Montaigne (Michel Eyquem de), (suite)
« Philosophe imprémédité ».
• En 1571, Montaigne cède la charge qu'il occupait au parlement de Bordeaux. Il fait graver au mur de sa bibliothèque une inscription qui témoigne de son désir de se consacrer « à sa liberté, à sa tranquillité et à ses loisirs ». Il commence alors à travailler au premier livre des Essais. La première édition - constituée des livres I et II - paraît en 1580. Cette studieuse retraite est néanmoins entrecoupée de missions politiques, de voyages de découverte et de tâches liées à ses charges publiques. En 1572, Montaigne joue le rôle de négociateur entre Henri de Navarre et le duc de Guise. En 1580-1581, il effectue un voyage qui, par la Suisse et l'Allemagne du Sud, le mène en Italie, jusqu'à Rome. À son retour, il apprend que ses concitoyens l'ont élu maire de Bordeaux ; il occupe cette charge avec un remarquable sens de ses responsabilités de 1582 à 1584. Réélu, il fuit la ville devant la peste en 1585, et son second mandat s'achève sans gloire. À partir de 1586, il travaille au troisième livre des Essais. Deux ans plus tard, à l'occasion d'un long séjour à Paris, où ses activités politiques le conduisent dans l'entourage d'Henri III, il fait la connaissance de Marie de Gournay, sa future « fille d'alliance ». Cette même année 1588 paraît une nouvelle édition augmentée des Essais, incluant le troisième livre. Montaigne continuera à travailler jusqu'à sa mort à une nouvelle édition. Les annotations marginales de son exemplaire personnel - l'exemplaire dit « de Bordeaux » - constitueront la base de cette édition (posthume), réalisée en 1595 par Marie de Gournay et Pierre de Brach.

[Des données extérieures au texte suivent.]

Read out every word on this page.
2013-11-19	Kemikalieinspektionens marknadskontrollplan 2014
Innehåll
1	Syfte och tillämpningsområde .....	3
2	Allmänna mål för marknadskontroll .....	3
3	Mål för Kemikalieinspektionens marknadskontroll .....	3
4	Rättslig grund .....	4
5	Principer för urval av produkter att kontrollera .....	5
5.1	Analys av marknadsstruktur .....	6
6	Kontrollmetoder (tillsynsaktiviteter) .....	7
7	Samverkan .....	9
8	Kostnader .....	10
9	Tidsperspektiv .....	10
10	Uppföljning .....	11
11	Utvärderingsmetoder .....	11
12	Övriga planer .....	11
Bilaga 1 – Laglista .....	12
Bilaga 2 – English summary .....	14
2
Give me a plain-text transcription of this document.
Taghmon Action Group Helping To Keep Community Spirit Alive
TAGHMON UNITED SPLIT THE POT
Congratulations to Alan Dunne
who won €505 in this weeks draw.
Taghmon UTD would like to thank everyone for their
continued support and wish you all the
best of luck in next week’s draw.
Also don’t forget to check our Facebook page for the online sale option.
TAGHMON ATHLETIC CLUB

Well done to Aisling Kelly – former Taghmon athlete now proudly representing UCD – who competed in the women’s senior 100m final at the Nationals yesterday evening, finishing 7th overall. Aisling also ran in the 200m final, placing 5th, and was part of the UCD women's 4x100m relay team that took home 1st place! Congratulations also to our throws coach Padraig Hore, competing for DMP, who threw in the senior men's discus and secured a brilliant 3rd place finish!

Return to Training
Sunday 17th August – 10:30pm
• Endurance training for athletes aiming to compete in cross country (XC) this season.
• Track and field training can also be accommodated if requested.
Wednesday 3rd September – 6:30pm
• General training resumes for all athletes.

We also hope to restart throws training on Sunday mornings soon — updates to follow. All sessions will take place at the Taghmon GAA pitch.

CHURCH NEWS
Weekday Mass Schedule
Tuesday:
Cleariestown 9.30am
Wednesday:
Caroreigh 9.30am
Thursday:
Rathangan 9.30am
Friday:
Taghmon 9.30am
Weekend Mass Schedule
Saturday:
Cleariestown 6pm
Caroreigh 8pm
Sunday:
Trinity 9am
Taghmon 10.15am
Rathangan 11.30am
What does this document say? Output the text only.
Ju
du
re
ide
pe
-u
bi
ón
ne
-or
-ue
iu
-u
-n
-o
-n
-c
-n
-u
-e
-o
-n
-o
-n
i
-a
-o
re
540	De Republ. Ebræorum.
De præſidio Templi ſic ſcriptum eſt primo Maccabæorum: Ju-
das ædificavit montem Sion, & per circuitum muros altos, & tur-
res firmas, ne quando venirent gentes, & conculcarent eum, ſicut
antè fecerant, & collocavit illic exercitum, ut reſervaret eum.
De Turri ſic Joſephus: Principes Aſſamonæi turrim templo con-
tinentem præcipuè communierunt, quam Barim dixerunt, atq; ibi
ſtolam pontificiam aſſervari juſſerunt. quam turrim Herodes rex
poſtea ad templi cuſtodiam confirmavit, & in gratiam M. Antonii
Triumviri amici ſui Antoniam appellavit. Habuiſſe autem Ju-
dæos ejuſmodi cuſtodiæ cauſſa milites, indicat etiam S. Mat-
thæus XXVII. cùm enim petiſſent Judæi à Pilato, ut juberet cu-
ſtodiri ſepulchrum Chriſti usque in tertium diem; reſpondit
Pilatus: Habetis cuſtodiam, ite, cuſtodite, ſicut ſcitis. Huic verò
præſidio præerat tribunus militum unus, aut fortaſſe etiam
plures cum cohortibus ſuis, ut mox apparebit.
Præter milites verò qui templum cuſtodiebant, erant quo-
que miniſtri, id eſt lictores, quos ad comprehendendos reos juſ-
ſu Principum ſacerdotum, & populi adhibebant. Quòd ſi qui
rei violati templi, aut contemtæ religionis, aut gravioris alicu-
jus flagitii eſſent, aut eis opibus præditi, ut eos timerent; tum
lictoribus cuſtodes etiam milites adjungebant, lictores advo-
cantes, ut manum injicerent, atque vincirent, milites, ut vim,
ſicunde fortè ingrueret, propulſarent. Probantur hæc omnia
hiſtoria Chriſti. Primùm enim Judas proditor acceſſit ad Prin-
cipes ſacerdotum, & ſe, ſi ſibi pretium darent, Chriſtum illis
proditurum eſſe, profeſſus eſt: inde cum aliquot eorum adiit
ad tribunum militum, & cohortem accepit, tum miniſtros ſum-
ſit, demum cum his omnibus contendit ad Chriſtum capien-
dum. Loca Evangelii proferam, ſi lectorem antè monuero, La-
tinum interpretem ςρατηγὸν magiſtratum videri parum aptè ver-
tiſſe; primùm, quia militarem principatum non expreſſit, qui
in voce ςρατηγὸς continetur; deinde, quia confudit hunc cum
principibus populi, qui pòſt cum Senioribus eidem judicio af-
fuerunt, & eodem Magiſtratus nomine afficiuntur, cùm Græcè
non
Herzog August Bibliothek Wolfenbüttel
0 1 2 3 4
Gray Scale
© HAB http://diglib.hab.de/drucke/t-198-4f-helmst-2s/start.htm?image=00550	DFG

« Philosophe imprémédité », selon sa propre expression, Montaigne n'a pas développé dans ses Essais une réflexion conceptuelle : il s'est efforcé de pousser le plus loin possible une expérience de soi constamment enracinée dans l'existence quotidienne la plus concrète. Cette visée apparemment modeste n'en a pas moins une valeur historique et culturelle fondamentale : en une époque de chaos politico-religieux et de bouleversement de tous les repères, Montaigne s'est attaché à repenser et à négocier au mieux les rapports entre conscience intime et obligations mondaines, entre souci de sa propre intégrité et participation à la vie publique.